I did my undergraduate work in Pennsylvania in animal science and biotechnology. I subsequently used my degree to work as an environmental educator, veterinary technician, and farm market manager before settling into a 12 year career in biomedical research. I took two years off to pursue a dream as a Peace Corps volunteer in the rural highlands of Western Guatemala.
I have been a self-taught lifelong naturalist, and when I arrived at my destination almost 11,000 ft above sea level in Guatemala, I quickly realized how fragile and marginal the summit environment was. I also quickly realized how difficult and balanced a chore it is to support oneself in this locale. For one year, I worked as a field veterinarian, health extensionist, and development professional. I started a sheep genetics project that had promise to help lift about 45,000 people out of poverty while teaching them to better care for their fragile environment. I ended up working on this project for 9 years.
My post-Peace Corps US career moved me from tuberculosis and flu vaccine research to overseeing health of transgenic mice and rats, and then I became an animal welfare and research ethics specialist.
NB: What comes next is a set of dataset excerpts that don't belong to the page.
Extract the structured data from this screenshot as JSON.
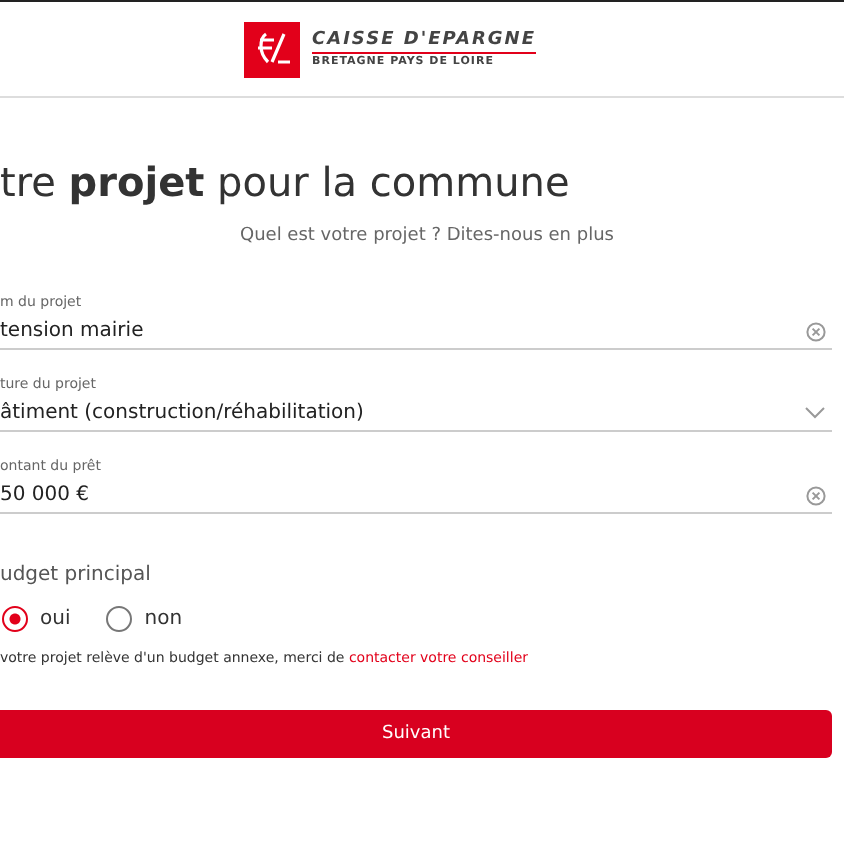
{
  "header": {
    "brand": "CAISSE D'EPARGNE",
    "region": "BRETAGNE PAYS DE LOIRE"
  },
  "title": "tre **projet** pour la commune",
  "subtitle": "Quel est votre projet ? Dites-nous en plus",
  "fields": [
    {
      "kind": "text",
      "label": "m du projet",
      "value": "tension mairie"
    },
    {
      "kind": "select",
      "label": "ture du projet",
      "value": "âtiment (construction/réhabilitation)"
    },
    {
      "kind": "text",
      "label": "ontant du prêt",
      "value": "50 000 €"
    }
  ],
  "budget": {
    "label": "udget principal",
    "options": [
      {
        "label": "oui",
        "selected": true
      },
      {
        "label": "non",
        "selected": false
      }
    ],
    "note": "votre projet relève d'un budget annexe, merci de ",
    "link": "contacter votre conseiller"
  },
  "button": "Suivant"
}
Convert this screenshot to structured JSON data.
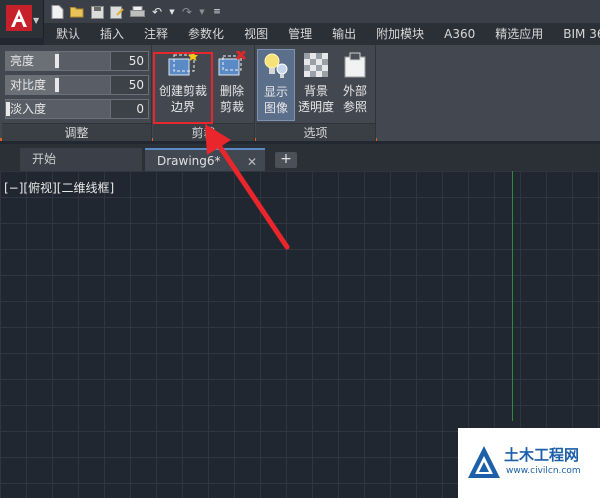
{
  "tabs": [
    {
      "label": "默认"
    },
    {
      "label": "插入"
    },
    {
      "label": "注释"
    },
    {
      "label": "参数化"
    },
    {
      "label": "视图"
    },
    {
      "label": "管理"
    },
    {
      "label": "输出"
    },
    {
      "label": "附加模块"
    },
    {
      "label": "A360"
    },
    {
      "label": "精选应用"
    },
    {
      "label": "BIM 36"
    }
  ],
  "adjust": {
    "title": "调整",
    "rows": [
      {
        "label": "亮度",
        "value": "50",
        "level": 0.5
      },
      {
        "label": "对比度",
        "value": "50",
        "level": 0.5
      },
      {
        "label": "淡入度",
        "value": "0",
        "level": 0
      }
    ]
  },
  "clip": {
    "title": "剪裁",
    "create_line1": "创建剪裁",
    "create_line2": "边界",
    "delete_line1": "删除",
    "delete_line2": "剪裁"
  },
  "options": {
    "title": "选项",
    "show_line1": "显示",
    "show_line2": "图像",
    "bg_line1": "背景",
    "bg_line2": "透明度",
    "ext_line1": "外部",
    "ext_line2": "参照"
  },
  "file_tabs": {
    "start": "开始",
    "drawing": "Drawing6*",
    "close": "✕",
    "add": "+"
  },
  "canvas": {
    "view_label": "[−][俯视][二维线框]"
  },
  "watermark": {
    "title": "土木工程网",
    "url": "www.civilcn.com"
  },
  "colors": {
    "accent_orange": "#d9661a",
    "highlight_red": "#e8262b",
    "axis_green": "#2f8a3a"
  }
}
This path led me to UConn’s door in March 2009, where I worked as the campus IACUC coordinator and vice-chair while I started my Master’s degree in Agricultural Resource Economics part-time. I quickly realized that the needs of the master’s degree program were intense, and were in conflict with the hours required to maintain my work position. In 2010, I made the scary and tough decision to leave my employment and venture on as a full-time student.
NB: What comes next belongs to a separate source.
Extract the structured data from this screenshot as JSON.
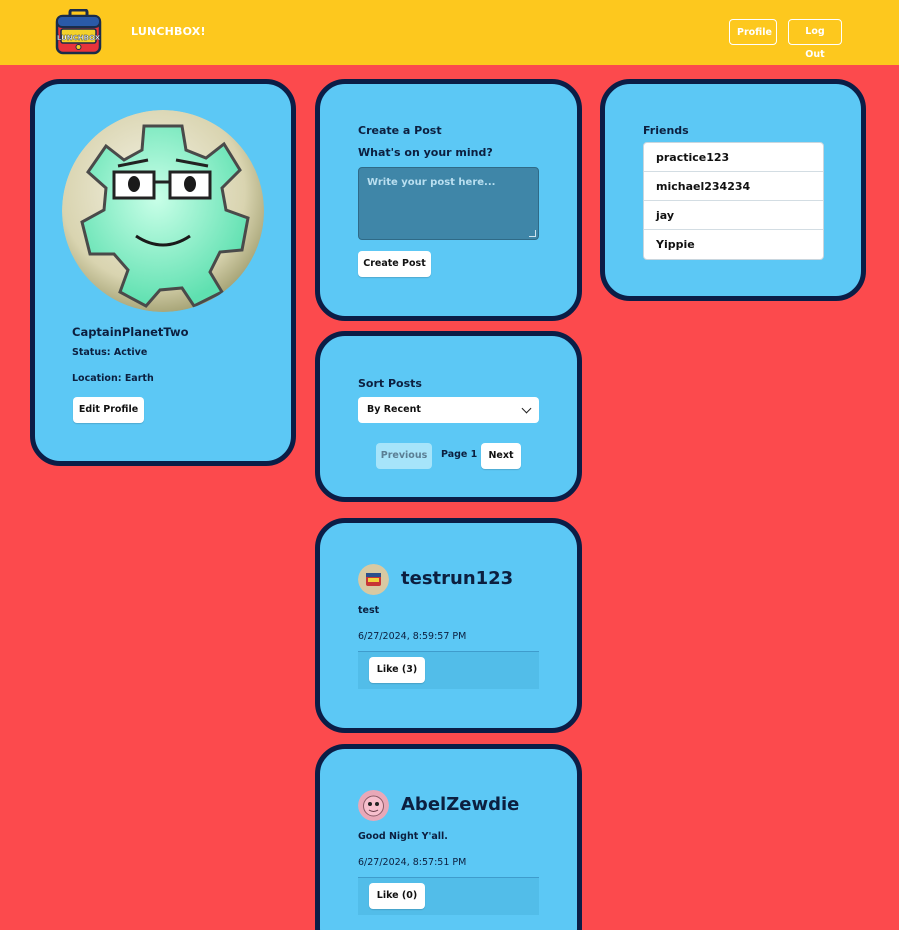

My end goal is to turn the projects I started in Guatemala into a non-profit foundation that helps research, advise on, teach, and promote the use of climate change adaptation strategies for poor people living in highland regions. My experiences provided me with unique perspectives on how climate change is already starting to impact families’ abilities to feed themselves, and I can clearly see the ties between poverty and environmental degradation. For my Master’s degree, I am studying the economic impact of climate change in this vulnerable region, in order to provide myself with baseline data that I can use when I solicit team members and funding to start my NGO.
I currently work half-time in the UConn Office of Environmental Policy, and take graduate classes full-time. My path has not been without its trials. I have, in the past 5 years, suffered three job losses, and have had to physically move 6 times. My personal and family relationships have been strained, as has my health. Going back to school after 15 years away has been challenging, as I accustom myself to a much more demanding mathematical workload than I had ever known before. Life plans had to put on hold. I am paying my way through school, and finding that I am struggling with bills and rent, often wondering if this is all worth it.
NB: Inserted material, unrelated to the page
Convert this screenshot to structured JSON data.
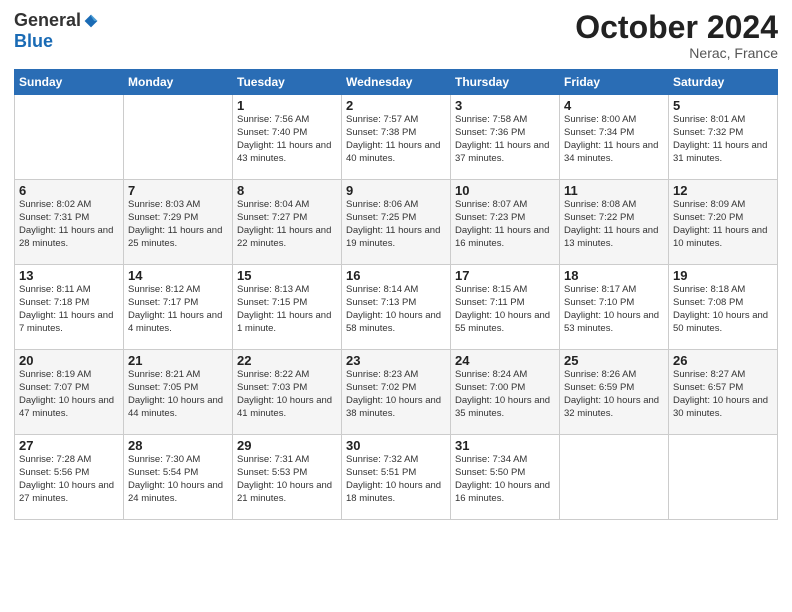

Yet I believe in what I am doing. Someone once told me that a calling is “that which you find impossible to walk away from.” It has been said that when you get beyond the US public debate of climate change, and get out into the heart of what the world risks losing at the mercies of unchecked climate change, you may actually learn to love aspects of what may be lost. In my case, I have learned to love it all- the bird species in jeopardy, the people struggling to find their way out of poverty while preserving one of the most fascinating and beautiful cultures on the planet, the cloud forests and maize fields.
My talents and interests have led me to the corn fields of Central America. I am an honorary Maya for the work I have done, and I consider that the greatest reward I have ever received. I try to challenge my students, the ones who work for me every day, to also tap into their individual potential, and think beyond finding “jobs” when they graduate. I want them to care about the work they do, both in the OEP Office, and in the larger scope of the world around them. We are part of a team trying to learn how to motivate people to care about their world, and how to effect positive change. We are trying to develop a sustainable and grateful mindset toward the world around us, one small victory at a time.